No milk in the fridge this morning, forcing me to make an Americano rather than my usual cappuccino. In that spirit, here’s an undiluted rant on cameras, DV Rebel priorities, and what we might hope to hear from RED next week.
What are you looking for in a camera? A big sensor? 2K? 4K? Raw? Uncompressed output?
What you should be looking for is a machine that transmits your creative energy into the images it makes.
The least friction between you and your images.
The fastest route to the emotional truth.
I shoot a lot of stills with a 50mm at f/1.4. The shallow depth of field helps me portray what I consider to be the emotional truth of a situation. But this practice is only feasible thanks to a hundred little details about the camera’s ergonomics and electronics. If any of those failed, I’d shallow-DOF myself right into a collection of unusable photos. My Canon 5D is more than just a box with a big sensor and fast glass. It’s a machine designed to create opportunities and then, when they arrive, to make sure I don’t miss them.
Many videographers find their first experience with a 35mm lens adapter to be quite a cold splash of water. The images from these rigs can look amazing—but it just became a whole lot more work to make them even acceptable. Your system got a whole lot less agile, your solution more brittle. The ways to mess up a shot grew in proportion to the potential for greatness.
- As soon as you have manual focus, you need a follow-focus, which means you need a rail system.
- As soon as you have a fast lens, you need a variety of ND filters, which means a matte box.
- As soon as you taste the glory of fast primes, you need more of them. You’ll never have enough. Time to go Pelican Case shopping.
- As soon as you have shallow depth of field, you need a big, sharp monitor and mad focusing skills (possibly provided by a second person). You will blow takes due to bad focus.
- As soon as you have a small camera, you need support gear for something as simple as prolonged handheld work.
- As soon as you have manual control, you need quick, intuitive access to that control.
Video cameras have long had solutions for all these things. Good autofocus and fingertip manual focus with LCD focus assist. Built-in ND filter wheels and well-placed toggle switches for common functions. Zebra overlays, histograms, waveform monitors, professional audio inputs and monitoring. And built-in lenses that zoom like crazy and focus from a millimeter to infinity.
The video camera manufactures aren’t winning any ergonomic battles these days. After the gloriously balanced DVX100, Panasonic gave us the unwieldy HVX200. Not to be outdone, Sony provided the wrist-wrenching EX1. Nevertheless, the video cameras of today are mature, evolved machines not just for making images, but for ensuring that you make exactly the image you want, with a minimum of fuss.
And yet not a single video camera under RED One’s price has a sensor bigger than your fingernail.
Along come these video-shooting DSLRs, with enourmous sensors, the wrong form-factor for video, and none of the features that turn an DVX100 into a battle-ready companion.
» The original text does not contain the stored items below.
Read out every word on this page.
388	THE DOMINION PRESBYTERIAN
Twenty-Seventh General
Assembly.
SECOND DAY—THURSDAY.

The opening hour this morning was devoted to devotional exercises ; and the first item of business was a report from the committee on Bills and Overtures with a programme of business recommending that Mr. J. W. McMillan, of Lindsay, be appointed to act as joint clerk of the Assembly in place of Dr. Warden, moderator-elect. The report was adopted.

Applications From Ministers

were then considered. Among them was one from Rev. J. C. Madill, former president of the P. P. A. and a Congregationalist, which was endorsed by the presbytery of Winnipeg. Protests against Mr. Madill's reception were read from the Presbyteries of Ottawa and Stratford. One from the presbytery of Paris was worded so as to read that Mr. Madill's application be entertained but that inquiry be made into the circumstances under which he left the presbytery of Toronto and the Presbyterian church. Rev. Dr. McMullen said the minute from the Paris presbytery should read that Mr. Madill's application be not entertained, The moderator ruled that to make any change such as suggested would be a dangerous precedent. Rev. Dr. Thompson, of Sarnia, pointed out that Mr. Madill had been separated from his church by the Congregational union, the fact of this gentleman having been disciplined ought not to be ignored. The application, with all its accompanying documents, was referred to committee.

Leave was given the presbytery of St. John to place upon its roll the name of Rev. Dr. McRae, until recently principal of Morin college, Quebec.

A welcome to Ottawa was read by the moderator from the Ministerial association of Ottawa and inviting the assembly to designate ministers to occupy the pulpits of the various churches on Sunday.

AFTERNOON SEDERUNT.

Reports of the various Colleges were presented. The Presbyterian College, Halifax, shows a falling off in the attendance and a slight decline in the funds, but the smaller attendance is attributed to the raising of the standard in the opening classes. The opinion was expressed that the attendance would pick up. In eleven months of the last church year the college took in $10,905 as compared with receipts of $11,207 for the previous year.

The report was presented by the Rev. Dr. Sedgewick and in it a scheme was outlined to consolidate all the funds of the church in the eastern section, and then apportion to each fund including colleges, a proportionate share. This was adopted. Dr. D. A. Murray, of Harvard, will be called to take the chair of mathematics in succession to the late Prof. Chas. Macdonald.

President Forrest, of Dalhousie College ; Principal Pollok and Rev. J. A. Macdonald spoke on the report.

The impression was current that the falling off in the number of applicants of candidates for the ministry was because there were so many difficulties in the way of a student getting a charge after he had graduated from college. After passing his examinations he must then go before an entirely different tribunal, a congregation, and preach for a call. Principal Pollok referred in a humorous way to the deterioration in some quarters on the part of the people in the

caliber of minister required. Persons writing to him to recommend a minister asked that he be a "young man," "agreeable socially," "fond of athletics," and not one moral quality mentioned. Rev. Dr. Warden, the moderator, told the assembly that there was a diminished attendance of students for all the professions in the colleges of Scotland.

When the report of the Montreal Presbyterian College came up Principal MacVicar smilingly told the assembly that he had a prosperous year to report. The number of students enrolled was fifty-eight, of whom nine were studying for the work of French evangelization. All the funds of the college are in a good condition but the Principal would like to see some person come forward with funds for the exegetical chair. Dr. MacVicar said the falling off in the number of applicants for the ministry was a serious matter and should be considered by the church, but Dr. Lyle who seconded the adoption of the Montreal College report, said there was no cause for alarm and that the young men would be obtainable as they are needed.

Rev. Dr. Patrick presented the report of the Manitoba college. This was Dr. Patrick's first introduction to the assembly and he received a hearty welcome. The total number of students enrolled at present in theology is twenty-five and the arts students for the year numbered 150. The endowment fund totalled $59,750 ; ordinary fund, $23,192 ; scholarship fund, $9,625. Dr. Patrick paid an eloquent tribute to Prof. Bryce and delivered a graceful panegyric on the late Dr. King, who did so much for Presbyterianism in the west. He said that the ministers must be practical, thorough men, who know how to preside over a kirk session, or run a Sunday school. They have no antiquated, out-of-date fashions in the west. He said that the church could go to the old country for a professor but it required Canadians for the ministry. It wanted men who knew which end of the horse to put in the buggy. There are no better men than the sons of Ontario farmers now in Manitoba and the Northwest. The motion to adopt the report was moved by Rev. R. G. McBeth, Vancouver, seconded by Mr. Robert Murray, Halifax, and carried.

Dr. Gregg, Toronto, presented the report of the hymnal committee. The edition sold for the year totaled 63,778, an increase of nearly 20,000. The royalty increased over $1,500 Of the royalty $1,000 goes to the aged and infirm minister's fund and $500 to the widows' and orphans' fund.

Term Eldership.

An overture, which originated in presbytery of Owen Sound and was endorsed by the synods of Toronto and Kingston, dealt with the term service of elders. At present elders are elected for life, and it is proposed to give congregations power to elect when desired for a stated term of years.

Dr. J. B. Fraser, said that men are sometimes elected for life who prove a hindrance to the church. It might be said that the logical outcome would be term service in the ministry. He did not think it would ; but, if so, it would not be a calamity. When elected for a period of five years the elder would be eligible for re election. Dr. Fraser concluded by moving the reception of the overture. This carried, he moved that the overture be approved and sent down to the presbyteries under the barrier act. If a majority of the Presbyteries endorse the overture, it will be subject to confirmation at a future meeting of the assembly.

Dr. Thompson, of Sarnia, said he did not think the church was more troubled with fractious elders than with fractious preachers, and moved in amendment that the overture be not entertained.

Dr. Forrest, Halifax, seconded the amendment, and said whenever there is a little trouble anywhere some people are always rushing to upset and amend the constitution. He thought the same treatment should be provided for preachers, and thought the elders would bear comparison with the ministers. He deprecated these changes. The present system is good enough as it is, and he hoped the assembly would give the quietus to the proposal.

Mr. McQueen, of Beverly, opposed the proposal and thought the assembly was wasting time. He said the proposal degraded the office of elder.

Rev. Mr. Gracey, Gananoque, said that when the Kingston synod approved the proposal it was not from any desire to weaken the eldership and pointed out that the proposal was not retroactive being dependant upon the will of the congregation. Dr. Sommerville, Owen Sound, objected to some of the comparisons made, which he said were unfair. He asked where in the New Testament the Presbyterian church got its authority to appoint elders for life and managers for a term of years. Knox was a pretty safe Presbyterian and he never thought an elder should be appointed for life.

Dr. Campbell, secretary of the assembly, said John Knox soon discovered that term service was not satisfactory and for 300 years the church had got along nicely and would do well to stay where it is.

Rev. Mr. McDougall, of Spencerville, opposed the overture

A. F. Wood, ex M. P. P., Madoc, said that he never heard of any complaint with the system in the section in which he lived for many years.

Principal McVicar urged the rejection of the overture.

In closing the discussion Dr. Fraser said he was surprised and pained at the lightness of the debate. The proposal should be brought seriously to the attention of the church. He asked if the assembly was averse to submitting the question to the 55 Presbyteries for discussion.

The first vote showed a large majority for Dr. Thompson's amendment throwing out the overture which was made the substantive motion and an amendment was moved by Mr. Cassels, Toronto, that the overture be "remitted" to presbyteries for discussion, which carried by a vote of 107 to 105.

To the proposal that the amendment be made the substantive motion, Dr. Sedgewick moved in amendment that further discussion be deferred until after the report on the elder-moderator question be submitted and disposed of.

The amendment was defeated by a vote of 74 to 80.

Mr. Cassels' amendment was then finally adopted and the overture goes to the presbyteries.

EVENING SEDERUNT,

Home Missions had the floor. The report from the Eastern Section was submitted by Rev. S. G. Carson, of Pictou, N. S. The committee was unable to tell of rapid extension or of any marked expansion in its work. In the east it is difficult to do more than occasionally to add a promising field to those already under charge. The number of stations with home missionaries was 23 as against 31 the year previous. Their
They make awesome images, but they do so at the expense of the operator. When you only see the images, these cameras seem like they must be the best thing going. But the images are the result of a process, and that process is painful. It’s up to you to decide if sexy DOF is worth giving up control. As you make that decision, here are some things to bear in mind.
- It’s better for a film to have good audio than shallow depth of field.
- It’s better to have control over your camera than to shoot in HD.
- It’s better to have good lighting than raw 4K.
- It’s better to put time into color correction than visual effects.
- It’s not HD if it’s not in focus.
- There’s no such thing as a rough cut with no sound.
- Your story is told using the images you create, not the ones you intended to create.
- You’re not done editing until you’ve watched your film with an audience of people who don’t care about your feelings.
- Your film is still too long.
- Your next film will be better. How’s it coming?
(That last one is more for me than for you.)
The D90 and the 5D MarkII can make compelling moving images. But they are not yet cameras that will support your creative development as a filmmaker, growing with you as your skills develop. Did Vincent Laforet want Reverie to feel like a masterfully-lit soap opera? Did Matthew Bennettt want Subway to feel like the wobbly video from a jailbroken iPhone? We are at times seduced by aspects of these demo reels that are perennially absent in our video viewfinders, but we are not seeing the work of a cinematographer in full control of their craft. We’re seeing accidents—some happy, some not. Images borne of a battle with an uncooperative piece of kit. Mario Andretti doing his best with front-wheel drive and an automatic transmission.
This Thursday, when RED reveals their new cameras, I’ll be looking at features and specs along with everyone else. But I’ll also be evaluating whether these cameras seem to be filmmaking companions that allow me to craft an image intuitively and effortlessly. The camera should disappear, leaving only me and the images that, for better or worse, I created.